Why, When and Where Blood Clots: Organ-on-Chip Approaches in the Assessment of Hemostasis and Thrombosis

Personalized diagnostics and precise monitoring of hemostasis in extracorporeal devices has been challenging partly because current devices fail to mimic the fluid mechanics of blood clotting as it occurs in vivo, and fail to include the contributions of the endothelium. I will present a bioinspired microfluidic device that mimics the architecture of a vascular bed and permits physiological and automated analysis of hemostasis and platelet function. We have tested it for in vitro use on blood samples of patients who are on antiplatelet medication and who suffer from congenital bleeding disorders; and pig models to demonstrate that it can be integrated to extracorporeal devices, such as dialysis or cardiac assist devices. We have also discovered a way to include chemically preserved endothelium for the assessment of thrombosis, permitting translation into clinical settings without requiring the stringent conditions of living cell culture.

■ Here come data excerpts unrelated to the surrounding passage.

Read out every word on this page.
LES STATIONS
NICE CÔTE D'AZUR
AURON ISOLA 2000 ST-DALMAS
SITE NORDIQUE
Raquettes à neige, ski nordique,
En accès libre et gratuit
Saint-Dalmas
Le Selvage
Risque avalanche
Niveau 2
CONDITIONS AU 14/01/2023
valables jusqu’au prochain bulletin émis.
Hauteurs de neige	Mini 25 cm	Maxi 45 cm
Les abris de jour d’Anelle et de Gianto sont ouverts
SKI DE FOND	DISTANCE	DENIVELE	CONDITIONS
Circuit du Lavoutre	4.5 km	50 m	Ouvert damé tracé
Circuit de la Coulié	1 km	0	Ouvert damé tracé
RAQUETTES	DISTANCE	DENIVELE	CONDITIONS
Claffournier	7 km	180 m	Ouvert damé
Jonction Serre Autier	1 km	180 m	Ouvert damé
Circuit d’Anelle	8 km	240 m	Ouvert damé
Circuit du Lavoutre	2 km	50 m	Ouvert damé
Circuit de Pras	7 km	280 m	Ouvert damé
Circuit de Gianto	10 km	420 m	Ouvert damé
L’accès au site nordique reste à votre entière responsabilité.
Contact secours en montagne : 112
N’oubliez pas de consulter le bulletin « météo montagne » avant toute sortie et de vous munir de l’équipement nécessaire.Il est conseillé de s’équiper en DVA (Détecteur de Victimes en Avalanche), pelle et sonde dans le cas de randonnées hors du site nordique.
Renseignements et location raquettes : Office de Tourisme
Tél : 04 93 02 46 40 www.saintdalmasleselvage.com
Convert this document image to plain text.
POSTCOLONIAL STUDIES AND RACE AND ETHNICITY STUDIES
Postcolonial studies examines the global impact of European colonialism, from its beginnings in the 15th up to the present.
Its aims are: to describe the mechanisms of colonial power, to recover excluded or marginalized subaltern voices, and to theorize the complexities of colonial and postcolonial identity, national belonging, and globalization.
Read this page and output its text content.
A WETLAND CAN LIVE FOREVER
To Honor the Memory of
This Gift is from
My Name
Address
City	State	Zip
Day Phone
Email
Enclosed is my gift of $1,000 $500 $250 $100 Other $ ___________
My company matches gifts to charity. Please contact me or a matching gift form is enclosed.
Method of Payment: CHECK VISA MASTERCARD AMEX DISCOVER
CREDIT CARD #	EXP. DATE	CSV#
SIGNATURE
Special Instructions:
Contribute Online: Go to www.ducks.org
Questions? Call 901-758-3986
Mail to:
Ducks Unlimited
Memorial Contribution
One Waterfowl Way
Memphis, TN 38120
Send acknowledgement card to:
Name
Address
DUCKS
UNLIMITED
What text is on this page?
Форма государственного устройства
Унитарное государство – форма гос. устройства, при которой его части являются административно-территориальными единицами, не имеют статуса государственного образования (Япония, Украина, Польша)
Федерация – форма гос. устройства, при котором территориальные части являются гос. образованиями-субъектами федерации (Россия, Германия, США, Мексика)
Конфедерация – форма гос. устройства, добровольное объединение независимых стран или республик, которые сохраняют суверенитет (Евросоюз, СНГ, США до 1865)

Secondly, clotting in the lung is a cause of significant patient mortality, yet there are no effective models that can predict pulmonary thrombosis or permit analysis of its underlying pathophysiology. I will show that a lung alveolus-on-chip microfluidic culture device containing human primary alveolar epithelium interfaced with human vascular endothelium can be used to study organ-level contributions to pulmonary thromboinflammation. This model can detect inhibition of endothelial activation and clot formation induced by potential new antithrombotic therapeutics that is nearly impossible to do with animal models and offers a potentially valuable new tool for preclinical research and drug development.